Dimitri Roudine/5


V


Le lendemain matin Roudine, à peine habillé, vit apparaître un domestique qui l’invita, de la part de Daria Michaëlowna, à passer dans son boudoir pour y prendre le thé. Roudine trouva la maîtresse de la maison seule. Daria Michaëlowna lui souhaita le bonjour d’un air fort aimable, s’informa s’il avait bien passé la nuit, lui versa, de ses propres mains, une tasse de thé qu’elle sucra elle-même, lui offrit après une cigarette, et répéta encore qu’elle était bien étonnée de n’avoir pas fait sa connaissance plus tôt. Roudine s’était assis un peu à l’écart, mais Daria Michaëlowna lui montra un petit siége à côté de son fauteuil, et le questionna sur sa famille et sur ses projets. Daria Michaëlowna parlait négligemment, et écoutait d’une manière distraite ; mais Roudine comprenait très-bien qu’elle cherchait à lui plaire, et le flattait presque.

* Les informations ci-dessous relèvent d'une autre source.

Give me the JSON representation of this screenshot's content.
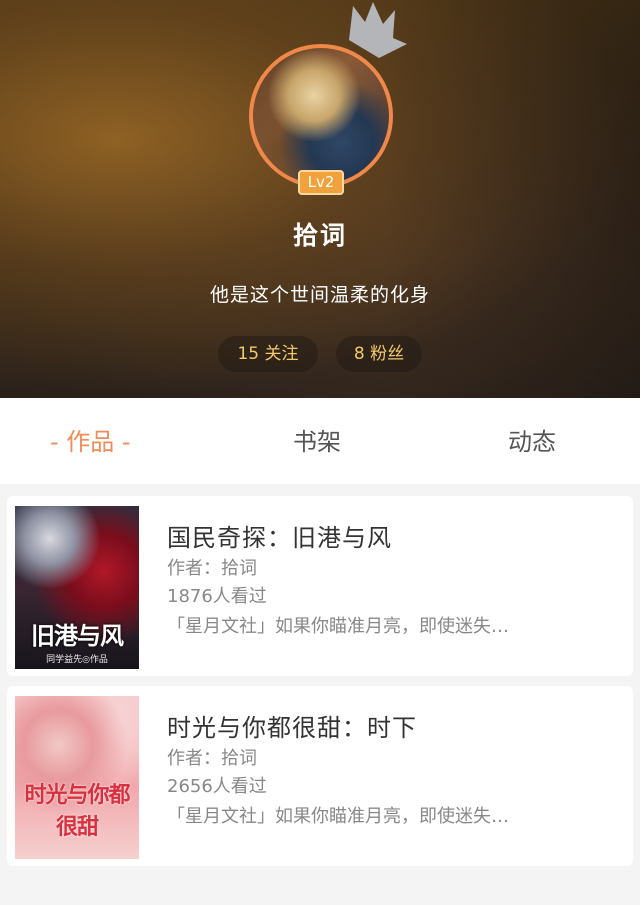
{
  "profile": {
    "level": "Lv2",
    "username": "拾词",
    "bio": "他是这个世间温柔的化身",
    "follow_stat": "15 关注",
    "fans_stat": "8 粉丝"
  },
  "tabs": {
    "works": "- 作品 -",
    "shelf": "书架",
    "feed": "动态"
  },
  "books": [
    {
      "title": "国民奇探：旧港与风",
      "author": "作者：拾词",
      "views": "1876人看过",
      "intro": "「星月文社」如果你瞄准月亮，即使迷失…",
      "cover_text": "旧港与风",
      "cover_sub": "同学益先◎作品"
    },
    {
      "title": "时光与你都很甜：时下",
      "author": "作者：拾词",
      "views": "2656人看过",
      "intro": "「星月文社」如果你瞄准月亮，即使迷失…",
      "cover_text": "时光与你都很甜",
      "cover_sub": ""
    }
  ],
  "colors": {
    "accent": "#ef8c57",
    "badge": "#f2a23c",
    "stat_text": "#f2c96a"
  }
}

Ce n’était pas non plus sans raison qu’elle avait arrangé cette entrevue matinale et qu’elle s’était habillée avec cette simplicité de bon goût.

Cependant, elle cessa bientôt de questionner son hôte, et se mit à parler d’elle-même, de sa jeunesse, des personnes qu’elle avait connues.

Roudine écoutait avec intérêt. Dans les récits de Daria Michaëlowna, c’était toujours sa personnalité qui dominait et effaçait tout le reste, et Roudine connut bientôt tout ce qu’elle avait dit à tel personnage important ou obtenu de lui, et son influence auprès de tel écrivain renommé. À en juger par la conversation de Daria Michaëlowna, toutes les célébrités contemporaines n’avaient pensé qu’à se rapprocher d’elle et à mériter sa bienveillance.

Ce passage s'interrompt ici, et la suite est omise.